Também nessa terça-feira, representantes da Polícia Rodoviária Federal (PRF) realizaram uma coletiva de imprensa para negar a omissão contra os atos realizados. Segundo o diretor de operações, Inspetor Djairlon, a corporação montou um gabinete de crise para agir rapidamente contra as ocupações de rodovias.
A Ordem dos Advogados do Brasil (OAB) condenou os bloqueios realizados em rodovias pelo Brasil por grupos golpistas após a derrota do presidente Jair Bolsonaro (PL) no segundo turno. Para o órgão, as ações em estradas são "inaceitáveis".
"Vão sentir saudades da gente", diz Bolsonaro antes de iniciar pronunciamento
Antes de iniciar a leitura do primeiro pronunciamento após a proclamação do resultado das eleições, nesta terça-feira, 1º de novembro, o presidente Jair Bolsonaro (PL) comentou com o ministro-chefe da Casa Civil, Ciro Nogueira. "Vão sentir saudades da gente", cochichou com o aliado.

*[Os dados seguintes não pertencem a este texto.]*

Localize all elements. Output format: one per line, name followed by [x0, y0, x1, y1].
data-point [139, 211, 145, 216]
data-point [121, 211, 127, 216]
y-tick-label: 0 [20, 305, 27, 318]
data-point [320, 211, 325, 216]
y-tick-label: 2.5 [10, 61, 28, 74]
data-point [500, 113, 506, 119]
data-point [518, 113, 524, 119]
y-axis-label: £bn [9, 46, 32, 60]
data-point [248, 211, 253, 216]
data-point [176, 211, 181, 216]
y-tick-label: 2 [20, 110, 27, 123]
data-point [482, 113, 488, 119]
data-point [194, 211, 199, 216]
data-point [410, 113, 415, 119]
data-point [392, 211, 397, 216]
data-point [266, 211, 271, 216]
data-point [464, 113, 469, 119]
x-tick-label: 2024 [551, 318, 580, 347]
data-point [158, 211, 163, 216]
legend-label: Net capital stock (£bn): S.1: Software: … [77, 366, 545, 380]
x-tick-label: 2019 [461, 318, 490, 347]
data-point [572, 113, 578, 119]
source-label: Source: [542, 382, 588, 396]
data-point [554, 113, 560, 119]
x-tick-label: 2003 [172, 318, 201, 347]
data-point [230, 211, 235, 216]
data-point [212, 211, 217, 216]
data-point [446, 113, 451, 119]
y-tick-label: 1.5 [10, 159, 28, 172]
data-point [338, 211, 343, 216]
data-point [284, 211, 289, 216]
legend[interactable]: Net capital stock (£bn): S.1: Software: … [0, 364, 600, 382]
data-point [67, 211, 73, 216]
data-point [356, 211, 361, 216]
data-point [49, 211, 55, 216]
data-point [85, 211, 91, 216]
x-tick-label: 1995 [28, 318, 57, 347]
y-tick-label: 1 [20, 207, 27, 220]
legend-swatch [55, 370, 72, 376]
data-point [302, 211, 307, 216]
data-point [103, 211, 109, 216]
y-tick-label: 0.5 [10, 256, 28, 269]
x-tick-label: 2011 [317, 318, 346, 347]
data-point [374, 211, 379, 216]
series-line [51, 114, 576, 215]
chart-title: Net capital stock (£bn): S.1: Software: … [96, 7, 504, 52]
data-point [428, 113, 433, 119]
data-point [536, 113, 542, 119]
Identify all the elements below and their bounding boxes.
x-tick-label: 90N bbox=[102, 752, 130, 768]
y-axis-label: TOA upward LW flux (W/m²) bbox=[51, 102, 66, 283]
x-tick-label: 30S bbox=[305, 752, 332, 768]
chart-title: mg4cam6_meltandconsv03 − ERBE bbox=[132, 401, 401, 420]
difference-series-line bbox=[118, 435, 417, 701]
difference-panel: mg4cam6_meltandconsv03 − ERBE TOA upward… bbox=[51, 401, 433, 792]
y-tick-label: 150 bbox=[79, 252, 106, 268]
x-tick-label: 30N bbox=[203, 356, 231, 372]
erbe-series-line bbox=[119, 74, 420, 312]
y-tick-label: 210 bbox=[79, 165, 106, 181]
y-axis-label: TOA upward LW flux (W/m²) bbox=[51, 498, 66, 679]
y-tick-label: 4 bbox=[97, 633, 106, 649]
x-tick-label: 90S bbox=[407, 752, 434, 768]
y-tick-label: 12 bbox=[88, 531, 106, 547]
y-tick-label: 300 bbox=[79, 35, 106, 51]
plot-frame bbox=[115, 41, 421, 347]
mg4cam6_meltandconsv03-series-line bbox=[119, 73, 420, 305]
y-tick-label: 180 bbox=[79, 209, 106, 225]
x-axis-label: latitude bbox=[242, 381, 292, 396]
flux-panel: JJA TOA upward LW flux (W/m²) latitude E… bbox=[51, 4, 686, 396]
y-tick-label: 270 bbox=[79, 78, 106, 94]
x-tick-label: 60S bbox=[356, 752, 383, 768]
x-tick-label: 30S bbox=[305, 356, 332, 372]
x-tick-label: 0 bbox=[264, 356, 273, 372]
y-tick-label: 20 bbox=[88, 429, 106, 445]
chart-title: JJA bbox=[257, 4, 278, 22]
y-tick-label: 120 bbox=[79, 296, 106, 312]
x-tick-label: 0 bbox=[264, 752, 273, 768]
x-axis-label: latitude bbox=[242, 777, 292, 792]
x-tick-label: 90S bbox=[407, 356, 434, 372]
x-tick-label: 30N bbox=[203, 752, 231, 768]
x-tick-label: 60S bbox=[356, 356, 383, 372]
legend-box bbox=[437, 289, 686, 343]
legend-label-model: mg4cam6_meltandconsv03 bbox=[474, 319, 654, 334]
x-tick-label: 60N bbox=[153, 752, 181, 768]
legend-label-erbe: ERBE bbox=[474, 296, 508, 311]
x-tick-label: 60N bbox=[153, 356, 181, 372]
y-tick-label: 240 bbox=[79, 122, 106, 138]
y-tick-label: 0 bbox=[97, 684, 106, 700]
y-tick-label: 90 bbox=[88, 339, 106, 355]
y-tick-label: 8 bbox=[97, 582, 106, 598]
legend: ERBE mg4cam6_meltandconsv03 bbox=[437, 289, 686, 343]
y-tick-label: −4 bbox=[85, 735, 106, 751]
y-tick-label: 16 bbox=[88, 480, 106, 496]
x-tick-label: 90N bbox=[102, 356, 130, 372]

O presidente, no entanto, não especifica a quem a mensagem se destina. A declaração informal, em clima de despedida, foi dita logo após o presidente chegar ao saguão do Palácio da Alvorada para conversar com a imprensa.
Em fala breve, de dois minutos, Bolsonaro agradeceu a votação recebida no segundo turno das eleições e disse que seguirá cumprindo a Constituição. Quebrando uma tradição de regimes democráticos, o atual mandatário evitou cumprimentar o presidente eleito Luiz Inácio Lula da Silva (PT).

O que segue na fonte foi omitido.